Il direttivo d FdI chiede all’amministrazione garanzie su tempi e realizzazione dell’asilo nido prima della demolizione del Centro Sociale

Prima di procedere con la demolizione del Centro Sociale di Sezze Scalo servono certezze sulla realizzazione del nuovo asilo nido.

È questa la posizione espressa dal direttivo di Fratelli d’Italia Sezze, che interviene sulla vicenda chiedendo all’amministrazione comunale una verifica più approfondita prima di assumere una decisione considerata irreversibile.

Secondo FdI, la questione non può essere ridotta a una contrapposizione tra chi è favorevole o contrario all’asilo, ma riguarda la necessità di evitare che la comunità perda una struttura esistente senza avere garanzie concrete sulla nuova opera.

“Una scelta che non consente di tornare indietro”

Nel documento il direttivo sottolinea che alcune decisioni amministrative possono essere corrette, modificate o migliorate, mentre altre, una volta eseguite, non consentono passi indietro.

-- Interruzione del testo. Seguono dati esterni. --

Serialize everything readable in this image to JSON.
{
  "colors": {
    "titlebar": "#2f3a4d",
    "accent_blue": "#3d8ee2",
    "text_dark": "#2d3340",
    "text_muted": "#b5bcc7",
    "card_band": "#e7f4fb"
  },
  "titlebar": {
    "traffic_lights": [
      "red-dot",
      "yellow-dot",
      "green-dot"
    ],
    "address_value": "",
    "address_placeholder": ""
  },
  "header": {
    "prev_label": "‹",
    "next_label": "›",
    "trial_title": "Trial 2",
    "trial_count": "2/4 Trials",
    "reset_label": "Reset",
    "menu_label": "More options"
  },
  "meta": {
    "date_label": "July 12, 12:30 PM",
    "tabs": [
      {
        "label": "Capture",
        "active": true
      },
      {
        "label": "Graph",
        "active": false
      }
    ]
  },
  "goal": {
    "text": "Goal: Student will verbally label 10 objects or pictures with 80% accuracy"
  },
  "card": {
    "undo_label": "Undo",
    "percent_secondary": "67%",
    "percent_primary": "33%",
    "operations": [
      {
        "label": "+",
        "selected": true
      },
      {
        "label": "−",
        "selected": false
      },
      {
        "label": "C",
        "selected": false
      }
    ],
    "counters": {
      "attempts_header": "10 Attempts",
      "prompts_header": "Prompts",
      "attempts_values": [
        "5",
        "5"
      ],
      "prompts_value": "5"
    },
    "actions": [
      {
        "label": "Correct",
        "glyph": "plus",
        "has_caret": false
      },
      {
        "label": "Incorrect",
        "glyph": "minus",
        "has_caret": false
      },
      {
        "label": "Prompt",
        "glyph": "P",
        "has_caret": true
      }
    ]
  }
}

La demolizione del Centro Sociale viene indicata proprio come una scelta appartenente a questa seconda categoria.

Per questo, secondo Fratelli d’Italia, prima di eliminare una struttura utilizzata e riconosciuta dalla comunità, l’amministrazione ha il dovere di dimostrare che l’opera promessa sia davvero realizzabile, nei tempi previsti e con procedure chiare.

Il timore di perdere il Centro Sociale senza avere l’asilo

Il nodo sollevato riguarda il rischio che Sezze Scalo possa ritrovarsi in una fase di incertezza: senza il Centro Sociale e senza il nuovo asilo nido.

Il direttivo osserva che, ad oggi, i lavori annunciati non risultano ancora avviati. Proprio per questo, di fronte al passare del tempo e alle preoccupazioni dei cittadini, la politica dovrebbe fermarsi e verificare lo stato reale del progetto.

La richiesta all’amministrazione comunale

Fratelli d’Italia chiede quindi all’amministrazione di valutare se la scelta della demolizione sia ancora la più utile per la comunità, alla luce della situazione attuale.

La domanda posta dal direttivo è se, prima di demolire il Centro Sociale, esistano reali certezze sul fatto che il nuovo asilo nido venga realizzato e consegnato nei tempi promessi.

“Un paese si governa con la responsabilità delle conseguenze”

Per FdI, il buon senso impone una riflessione seria prima di procedere con un intervento non reversibile.

Secondo il direttivo, Sezze Scalo non può permettersi di perdere un luogo della comunità per inseguire un’opera che rischia di restare incompiuta, sospesa o soltanto annunciata.

La posizione espressa è quindi quella di chiedere chiarezza, garanzie e responsabilità amministrativa prima di arrivare alla demolizione del Centro Sociale di Sezze Scalo.